After running Tomcat for a couple of weeks, I notice the number of open files
is dramatically increasing. Most of those files are deleted tlog files that
SOLR keeps open:
eric@node1:/ # lsof -np 16810 | grep deleted | wc -l
36345
Those files are no longer on disk, but SOLR still has a handle open. My disk
use is going through the roof. 6GB is currently 'in use' by deleted but still
open files. When I restart Tomcat, the space is freed and it starts all over
again. All of my nodes experience this behavior.

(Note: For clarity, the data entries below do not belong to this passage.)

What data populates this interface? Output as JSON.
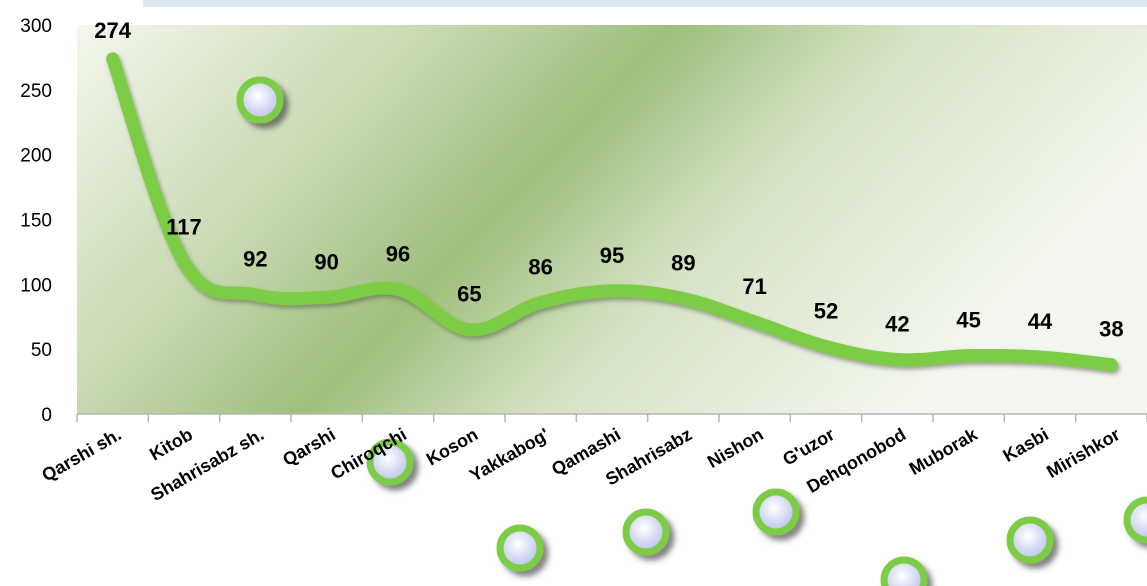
{
  "chart_data": {
    "type": "line",
    "categories": [
      "Qarshi sh.",
      "Kitob",
      "Shahrisabz sh.",
      "Qarshi",
      "Chiroqchi",
      "Koson",
      "Yakkabog'",
      "Qamashi",
      "Shahrisabz",
      "Nishon",
      "G'uzor",
      "Dehqonobod",
      "Muborak",
      "Kasbi",
      "Mirishkor"
    ],
    "values": [
      274,
      117,
      92,
      90,
      96,
      65,
      86,
      95,
      89,
      71,
      52,
      42,
      45,
      44,
      38
    ],
    "ylim": [
      0,
      300
    ],
    "yticks": [
      0,
      50,
      100,
      150,
      200,
      250,
      300
    ],
    "grid": false,
    "title": "",
    "xlabel": "",
    "ylabel": ""
  },
  "colors": {
    "line": "#7dcc45",
    "background_light": "#eef3e4",
    "background_mid": "#a8c38c",
    "band": "#dbe7f2",
    "marker_ring": "#7dcc45",
    "marker_fill": "#d7dcf5"
  },
  "decorations": {
    "marker_icon": "green-ring-bubble"
  }
}
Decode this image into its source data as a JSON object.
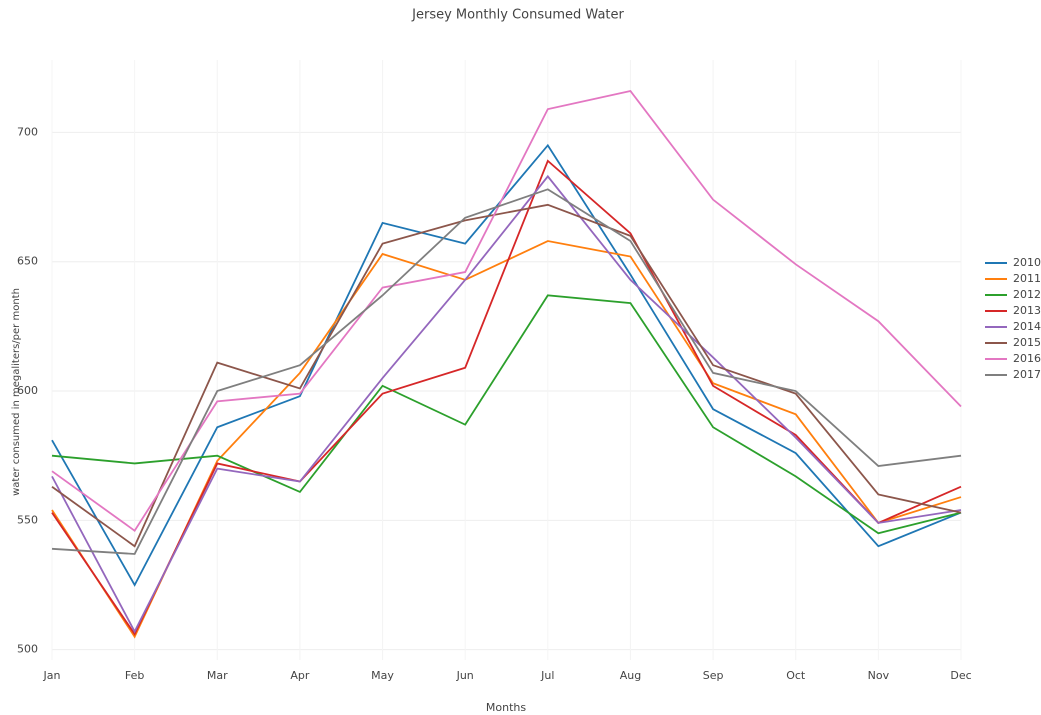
{
  "chart_data": {
    "type": "line",
    "title": "Jersey Monthly Consumed Water",
    "x_label": "Months",
    "y_label": "water consumed in megaliters/per month",
    "categories": [
      "Jan",
      "Feb",
      "Mar",
      "Apr",
      "May",
      "Jun",
      "Jul",
      "Aug",
      "Sep",
      "Oct",
      "Nov",
      "Dec"
    ],
    "series": [
      {
        "name": "2010",
        "color": "#1f77b4",
        "values": [
          581,
          525,
          586,
          598,
          665,
          657,
          695,
          645,
          593,
          576,
          540,
          553
        ]
      },
      {
        "name": "2011",
        "color": "#ff7f0e",
        "values": [
          554,
          505,
          573,
          607,
          653,
          643,
          658,
          652,
          603,
          591,
          549,
          559
        ]
      },
      {
        "name": "2012",
        "color": "#2ca02c",
        "values": [
          575,
          572,
          575,
          561,
          602,
          587,
          637,
          634,
          586,
          567,
          545,
          553
        ]
      },
      {
        "name": "2013",
        "color": "#d62728",
        "values": [
          553,
          506,
          572,
          565,
          599,
          609,
          689,
          661,
          602,
          583,
          549,
          563
        ]
      },
      {
        "name": "2014",
        "color": "#9467bd",
        "values": [
          567,
          507,
          570,
          565,
          605,
          643,
          683,
          643,
          613,
          582,
          549,
          554
        ]
      },
      {
        "name": "2015",
        "color": "#8c564b",
        "values": [
          563,
          540,
          611,
          601,
          657,
          666,
          672,
          660,
          610,
          599,
          560,
          553
        ]
      },
      {
        "name": "2016",
        "color": "#e377c2",
        "values": [
          569,
          546,
          596,
          599,
          640,
          646,
          709,
          716,
          674,
          649,
          627,
          594
        ]
      },
      {
        "name": "2017",
        "color": "#7f7f7f",
        "values": [
          539,
          537,
          600,
          610,
          637,
          667,
          678,
          658,
          607,
          600,
          571,
          575
        ]
      }
    ],
    "ylim": [
      496,
      728
    ],
    "yticks": [
      500,
      550,
      600,
      650,
      700
    ],
    "grid": true,
    "legend": "right"
  }
}
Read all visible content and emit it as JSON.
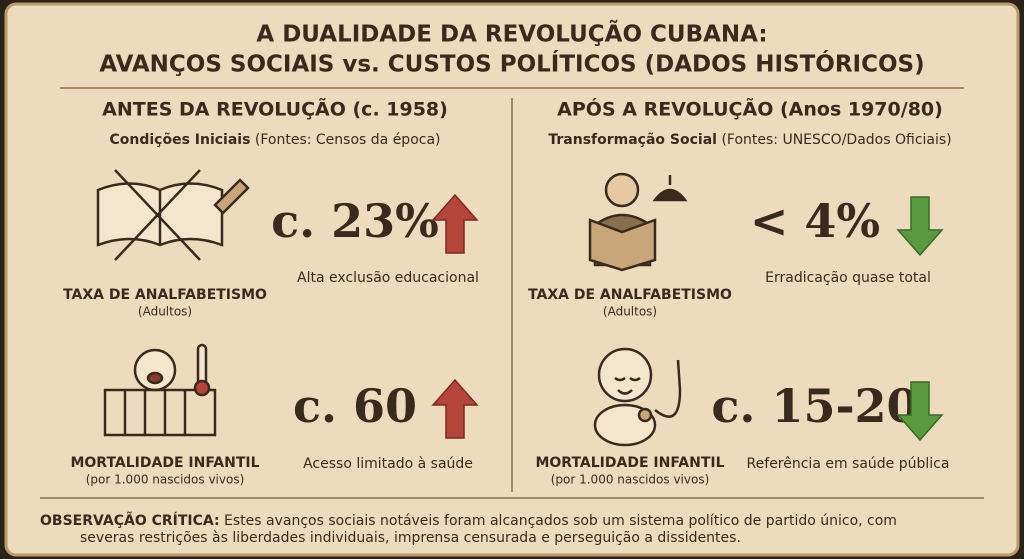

First I thought it had something to do with the lack of commits. But it happens
on all my collections, even the ones with fast autoCommit:
<autoCommit>
<maxDocs>5000</maxDocs>
<maxTime>120000</maxTime>
<openSearcher>false</openSearcher>
</autoCommit>
My update process always triggers a commit or rollback and updates are showing
up correctly.
I read something about SOLR having TCP connections in CLOSE_WAIT. The only
CLOSE_WAIT connection I see are between the nodes. And there are only about 10
of them. Those connections can't be causing 36k open files, right?
Any suggestions/tips? At the moment, I have to restart my leader every couple
of weeks and that's not really something I would like to do :)
Best regards,
Eric Bus